Urban Chicken Coops: Should They Be Banned?

As a newly elected city council member, one thing that has stood out during my first months in office has been the inherent nosiness of municipal politics. When someone comes before us or one of our committees with a project they would like to pursue, the questions they face aren’t always germane. Too often, a chief consideration seems to be whether people like whatever is being proposed.

“Does this fit with the character and nature of the neighborhood?” That’s a nice way of asking whether the neighbors will like it. My question has always been, why does the neighbor’s opinion matter?

An example of an issue which may come before our council in the near future is urban chicken coops. Our city of Albertville lays on the outskirts of the Twin Cities metro area in Minnesota. It’s a bedroom community surrounded by agricultural land, but close enough to “town” to be considered suburban. Our neighboring city of St. Michael will reportedly be asked to consider allowing chicken coops on residential lots. We may be next on the list. A local paper, North Wright County Today, opines:

“Well, I don’t want to be woken up at 5 a.m. sunrise by my neighbor’s backyard chicken,” you might say.

Well, don’t worry. Most ordinances already on the books – including those in Otsego and Minneapolis, for example – do not allow roosters. Only hens. And the most you’ll hear out of a hen is a startled cluck when your neighbor’s reaching in for the four eggs needed for his morning omelet.

“What about the smell from the chicken poo? Won’t that get bad?”

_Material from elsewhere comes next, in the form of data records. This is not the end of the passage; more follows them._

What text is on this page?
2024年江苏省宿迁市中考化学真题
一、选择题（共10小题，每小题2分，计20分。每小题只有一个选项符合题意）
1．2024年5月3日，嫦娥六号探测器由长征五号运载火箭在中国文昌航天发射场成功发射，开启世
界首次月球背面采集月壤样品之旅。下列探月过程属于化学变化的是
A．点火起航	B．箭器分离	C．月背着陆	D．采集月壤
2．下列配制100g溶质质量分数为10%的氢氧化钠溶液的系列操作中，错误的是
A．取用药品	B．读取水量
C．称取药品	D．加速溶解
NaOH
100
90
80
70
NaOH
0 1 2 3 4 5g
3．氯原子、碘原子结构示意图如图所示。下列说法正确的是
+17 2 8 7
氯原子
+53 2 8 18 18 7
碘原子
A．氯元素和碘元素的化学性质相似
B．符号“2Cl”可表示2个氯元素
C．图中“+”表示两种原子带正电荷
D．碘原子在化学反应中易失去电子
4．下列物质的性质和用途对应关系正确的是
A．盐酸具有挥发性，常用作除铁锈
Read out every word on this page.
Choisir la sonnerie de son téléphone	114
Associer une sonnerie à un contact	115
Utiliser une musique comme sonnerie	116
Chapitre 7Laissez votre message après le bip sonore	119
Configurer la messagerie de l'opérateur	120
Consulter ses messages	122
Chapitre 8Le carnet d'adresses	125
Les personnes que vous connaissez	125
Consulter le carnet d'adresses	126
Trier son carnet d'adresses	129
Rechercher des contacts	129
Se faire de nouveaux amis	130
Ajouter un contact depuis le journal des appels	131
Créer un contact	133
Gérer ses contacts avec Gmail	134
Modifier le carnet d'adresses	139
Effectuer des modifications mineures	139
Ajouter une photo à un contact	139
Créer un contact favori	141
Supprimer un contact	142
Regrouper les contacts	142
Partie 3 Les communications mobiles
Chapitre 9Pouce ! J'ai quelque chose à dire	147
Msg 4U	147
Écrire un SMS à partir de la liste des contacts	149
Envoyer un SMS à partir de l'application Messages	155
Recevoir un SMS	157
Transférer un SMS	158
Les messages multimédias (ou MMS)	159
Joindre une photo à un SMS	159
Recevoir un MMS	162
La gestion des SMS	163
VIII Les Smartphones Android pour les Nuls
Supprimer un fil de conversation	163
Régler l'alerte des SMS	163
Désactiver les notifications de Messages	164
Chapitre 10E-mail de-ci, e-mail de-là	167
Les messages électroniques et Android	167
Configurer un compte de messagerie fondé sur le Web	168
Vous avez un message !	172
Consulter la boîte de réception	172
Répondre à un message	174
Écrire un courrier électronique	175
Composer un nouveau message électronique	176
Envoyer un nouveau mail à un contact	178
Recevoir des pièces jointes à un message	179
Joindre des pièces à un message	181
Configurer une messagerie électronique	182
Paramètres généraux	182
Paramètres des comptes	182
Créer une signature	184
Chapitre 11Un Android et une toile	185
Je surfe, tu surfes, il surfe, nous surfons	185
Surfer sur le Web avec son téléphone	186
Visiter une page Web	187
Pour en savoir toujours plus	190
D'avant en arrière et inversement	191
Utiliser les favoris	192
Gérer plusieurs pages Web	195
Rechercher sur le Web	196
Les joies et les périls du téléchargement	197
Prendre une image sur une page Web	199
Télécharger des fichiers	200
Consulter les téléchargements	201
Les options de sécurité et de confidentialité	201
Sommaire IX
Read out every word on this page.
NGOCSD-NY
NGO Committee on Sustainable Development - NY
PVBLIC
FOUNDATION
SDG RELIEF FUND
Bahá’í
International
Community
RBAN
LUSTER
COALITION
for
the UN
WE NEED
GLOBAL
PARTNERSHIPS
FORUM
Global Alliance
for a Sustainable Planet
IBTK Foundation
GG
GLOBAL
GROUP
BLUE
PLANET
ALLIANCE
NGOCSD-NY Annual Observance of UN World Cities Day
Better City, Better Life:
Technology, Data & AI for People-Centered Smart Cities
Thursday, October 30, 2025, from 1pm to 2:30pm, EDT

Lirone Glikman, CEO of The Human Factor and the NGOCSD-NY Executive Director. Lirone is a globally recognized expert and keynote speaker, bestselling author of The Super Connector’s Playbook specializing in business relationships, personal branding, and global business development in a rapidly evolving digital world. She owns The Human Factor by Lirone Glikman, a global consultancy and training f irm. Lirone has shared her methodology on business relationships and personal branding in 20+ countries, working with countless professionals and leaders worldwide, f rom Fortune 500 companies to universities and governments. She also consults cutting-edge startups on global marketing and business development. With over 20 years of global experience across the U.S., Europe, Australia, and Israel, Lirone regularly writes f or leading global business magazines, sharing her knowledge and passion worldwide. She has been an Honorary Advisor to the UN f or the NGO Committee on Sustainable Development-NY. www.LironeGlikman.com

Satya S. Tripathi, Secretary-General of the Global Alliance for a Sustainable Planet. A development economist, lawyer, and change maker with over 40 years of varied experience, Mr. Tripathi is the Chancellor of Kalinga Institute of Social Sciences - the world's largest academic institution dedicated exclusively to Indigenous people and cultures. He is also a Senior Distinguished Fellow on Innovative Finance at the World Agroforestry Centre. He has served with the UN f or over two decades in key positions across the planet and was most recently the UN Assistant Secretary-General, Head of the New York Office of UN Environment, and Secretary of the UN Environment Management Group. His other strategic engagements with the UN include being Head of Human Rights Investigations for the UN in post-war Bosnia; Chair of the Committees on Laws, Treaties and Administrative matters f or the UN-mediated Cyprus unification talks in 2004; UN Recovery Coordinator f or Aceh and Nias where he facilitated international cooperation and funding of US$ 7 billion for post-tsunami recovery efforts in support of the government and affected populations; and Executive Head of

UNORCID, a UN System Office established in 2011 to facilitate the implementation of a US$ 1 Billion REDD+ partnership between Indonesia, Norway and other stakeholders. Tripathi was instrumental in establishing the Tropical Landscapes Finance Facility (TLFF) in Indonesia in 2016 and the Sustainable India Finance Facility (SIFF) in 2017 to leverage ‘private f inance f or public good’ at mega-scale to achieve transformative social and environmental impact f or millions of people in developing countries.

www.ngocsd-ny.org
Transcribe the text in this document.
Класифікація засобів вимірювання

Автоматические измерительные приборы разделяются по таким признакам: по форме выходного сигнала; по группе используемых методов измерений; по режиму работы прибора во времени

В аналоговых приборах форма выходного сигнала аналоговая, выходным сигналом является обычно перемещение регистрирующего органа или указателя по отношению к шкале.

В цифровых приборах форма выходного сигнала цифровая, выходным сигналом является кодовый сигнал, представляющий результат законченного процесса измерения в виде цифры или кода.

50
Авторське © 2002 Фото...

Probably not. The coops do need to be cleaned out, but local chicken owners can get a lot of help with some sawdust and a shovel. The rest is up to said chicken coop owner.

The principle I bring to bear in this and all issues is individual rights. To the extent we restrict any activity, whether the posting of signs, the playing of music, or the owning of chickens, we should do so only when it presents a clear violation of a neighbor’s right.

The difficulty comes in setting objective criteria by which to judge when a right would be violated. Am I entitled to live without certain sights and smells? Should my desire to not see or smell chickens overrule my neighbor’s desire to raise them? Either way, someone’s not going to get what they want.

Generally speaking, in my role on council, I favor the right of people to use their own property above neighbor’s objections to that use. A restriction should be based on a uniformly predictable scenario where a particular use will result in a quantifiable harm to others. “I don’t like that” doesn’t qualify as being harmed in my book.